Tigerman, then. It had to be Tigerman, doing things Tigerman’s way. A famous victory, the Sergeant sighed to himself, not an infamous one.
It bothered me, in the new Superman movie, when Superman killed Zod. Superman doesn’t kill. This is a core part of his character. It doesn’t matter how big and bad the Big Bad is. He. Does not. Kill. Not all superheroes are like this, but Tigerman—at least, the Tigerman created as a shared vision of Lester and this boy—follows that creed. He is a non-lethal but unstoppable force of myth and mystery.
Lester takes on the Tigerman identity reluctantly, but he soon grows into it. He has too long sat idle on Mancreu. He has orders not to act, not to interfere. Lester is an ideal soldier; he follows orders to the letter. Yet he has to act, because at his core he’s also a good person. Tigerman allows him to act without holding himself-as-Lester accountable for those actions. It is the type of deniability that dovetails perfectly with the realistic world of cloak-and-dagger diplomacy Harkaway portrays here.
Unfortunately, there has to be a twist that pulls the rug of justice out from beneath Tigerman/Lester’s feet. He eventually runs into a villain who is dangerously genre savvy (TVTropes) in a way that reveals the hollowness and futility (TVTropes) of attempting to be a comic book superhero in the “real world”. Thus Harkaway provides a potent reminder that not only is it difficult to vanquish the villain, but sometimes it’s difficult even to understand who the villain is.
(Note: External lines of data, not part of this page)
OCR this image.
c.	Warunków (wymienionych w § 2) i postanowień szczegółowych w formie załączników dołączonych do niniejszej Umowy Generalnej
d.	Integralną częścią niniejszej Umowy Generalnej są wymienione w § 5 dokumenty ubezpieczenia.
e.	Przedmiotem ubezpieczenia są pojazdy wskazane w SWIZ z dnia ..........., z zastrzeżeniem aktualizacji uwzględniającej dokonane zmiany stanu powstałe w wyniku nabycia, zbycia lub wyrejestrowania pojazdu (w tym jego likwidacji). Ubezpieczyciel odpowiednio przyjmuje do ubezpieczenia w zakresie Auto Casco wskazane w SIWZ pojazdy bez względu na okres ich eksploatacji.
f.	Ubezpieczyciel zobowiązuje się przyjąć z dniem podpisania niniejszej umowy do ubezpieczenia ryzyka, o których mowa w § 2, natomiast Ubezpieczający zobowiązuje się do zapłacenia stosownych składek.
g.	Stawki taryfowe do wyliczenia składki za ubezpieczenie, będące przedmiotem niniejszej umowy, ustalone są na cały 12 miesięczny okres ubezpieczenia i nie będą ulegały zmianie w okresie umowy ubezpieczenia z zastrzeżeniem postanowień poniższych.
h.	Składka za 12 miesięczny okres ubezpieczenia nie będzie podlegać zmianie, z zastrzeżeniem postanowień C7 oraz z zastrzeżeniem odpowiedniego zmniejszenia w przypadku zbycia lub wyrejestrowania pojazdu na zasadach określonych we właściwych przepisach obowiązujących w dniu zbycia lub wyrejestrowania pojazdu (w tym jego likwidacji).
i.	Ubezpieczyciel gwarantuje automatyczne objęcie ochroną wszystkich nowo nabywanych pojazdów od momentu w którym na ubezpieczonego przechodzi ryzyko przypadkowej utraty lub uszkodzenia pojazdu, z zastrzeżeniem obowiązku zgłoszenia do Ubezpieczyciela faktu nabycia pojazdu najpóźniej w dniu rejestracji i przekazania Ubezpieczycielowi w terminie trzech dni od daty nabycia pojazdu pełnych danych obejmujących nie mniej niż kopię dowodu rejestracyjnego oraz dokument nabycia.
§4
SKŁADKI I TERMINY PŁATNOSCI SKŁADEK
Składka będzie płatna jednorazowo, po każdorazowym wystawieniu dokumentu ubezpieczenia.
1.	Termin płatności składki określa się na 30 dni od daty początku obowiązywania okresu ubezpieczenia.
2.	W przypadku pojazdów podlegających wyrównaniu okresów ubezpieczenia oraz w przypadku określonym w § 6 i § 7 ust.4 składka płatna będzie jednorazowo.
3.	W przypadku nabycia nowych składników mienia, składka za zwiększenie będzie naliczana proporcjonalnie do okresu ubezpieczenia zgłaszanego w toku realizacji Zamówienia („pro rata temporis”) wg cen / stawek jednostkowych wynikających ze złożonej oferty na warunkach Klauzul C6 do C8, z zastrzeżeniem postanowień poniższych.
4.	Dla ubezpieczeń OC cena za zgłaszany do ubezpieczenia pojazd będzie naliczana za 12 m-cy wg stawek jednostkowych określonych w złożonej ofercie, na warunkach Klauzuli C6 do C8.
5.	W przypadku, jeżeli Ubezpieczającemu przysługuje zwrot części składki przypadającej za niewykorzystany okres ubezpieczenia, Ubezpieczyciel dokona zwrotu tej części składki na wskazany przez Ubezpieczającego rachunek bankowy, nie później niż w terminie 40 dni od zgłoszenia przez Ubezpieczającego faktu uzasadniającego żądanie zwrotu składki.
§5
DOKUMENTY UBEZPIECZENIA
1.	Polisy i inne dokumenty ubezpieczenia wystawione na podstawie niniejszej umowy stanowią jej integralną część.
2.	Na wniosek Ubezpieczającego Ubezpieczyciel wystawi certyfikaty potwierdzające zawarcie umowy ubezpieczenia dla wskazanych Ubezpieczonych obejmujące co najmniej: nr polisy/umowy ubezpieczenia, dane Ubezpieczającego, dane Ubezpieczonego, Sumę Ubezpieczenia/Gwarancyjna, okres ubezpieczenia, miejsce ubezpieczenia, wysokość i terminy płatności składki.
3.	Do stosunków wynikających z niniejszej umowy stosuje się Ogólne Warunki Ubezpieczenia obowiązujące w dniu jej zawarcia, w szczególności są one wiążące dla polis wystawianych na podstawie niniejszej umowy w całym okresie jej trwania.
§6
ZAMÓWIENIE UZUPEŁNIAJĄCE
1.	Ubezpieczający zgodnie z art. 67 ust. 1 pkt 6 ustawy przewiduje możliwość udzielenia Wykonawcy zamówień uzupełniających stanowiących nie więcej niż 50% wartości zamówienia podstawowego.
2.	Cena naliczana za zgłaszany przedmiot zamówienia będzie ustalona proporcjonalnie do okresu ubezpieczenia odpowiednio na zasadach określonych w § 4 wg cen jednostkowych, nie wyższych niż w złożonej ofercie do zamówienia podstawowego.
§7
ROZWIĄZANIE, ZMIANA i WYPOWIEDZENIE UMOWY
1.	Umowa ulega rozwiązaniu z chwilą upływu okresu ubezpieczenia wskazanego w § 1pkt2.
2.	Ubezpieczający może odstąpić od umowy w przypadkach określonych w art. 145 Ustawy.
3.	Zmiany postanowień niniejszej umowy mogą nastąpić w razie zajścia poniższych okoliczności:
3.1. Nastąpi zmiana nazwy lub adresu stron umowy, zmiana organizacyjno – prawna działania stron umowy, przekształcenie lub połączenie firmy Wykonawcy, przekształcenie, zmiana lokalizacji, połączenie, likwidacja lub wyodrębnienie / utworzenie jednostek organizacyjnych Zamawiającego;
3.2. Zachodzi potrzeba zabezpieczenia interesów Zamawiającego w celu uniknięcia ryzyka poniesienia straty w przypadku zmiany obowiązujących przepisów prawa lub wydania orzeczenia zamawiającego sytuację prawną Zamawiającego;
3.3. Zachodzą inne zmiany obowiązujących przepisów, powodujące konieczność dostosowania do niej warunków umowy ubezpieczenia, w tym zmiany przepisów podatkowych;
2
This theme recurs throughout the novel, as Lester grapples with the shadowy identities of those involved in the Fleet and their erstwhile nemesis/sometime-ally, Bad Jack.
In some respects, with Tigerman and to a lesser extent even his earlier novels, Harkaway reminds me of a softcore China Miéville. Mancreu is a mosaic of misfits, myth, and magic much in the way New Crobuzon is. The identities of Harkaway’s characters are fluid, always changing as the facts on the ground change, making for an interesting and dynamic story in which the protagonist is never sure he’s on solid ground.
Tigerman is not as overtly funny as Harkaway’s previous two novels. There are still the occasional sparks of laugh-out-loud dialogue, but by and large this novel maintains a more sombre tone. The ending, with Kaiko Inoue’s brief note and the airline ticket, is pitch-perfect in that respect and seems almost inevitable. Lester’s reaction is simultaneously an acknowledgement that nothing has changed (he is still “the Sergeant”) but that everything has changed (and he has to move on). Rather than seeing this shift in tone as unfortunate, however, I choose to see it as assurance of Harkaway’s versatility. I loved Angelmaker for the zany pastiche thrill ride that it was, but I also enjoyed Tigerman, just for slightly different reasons.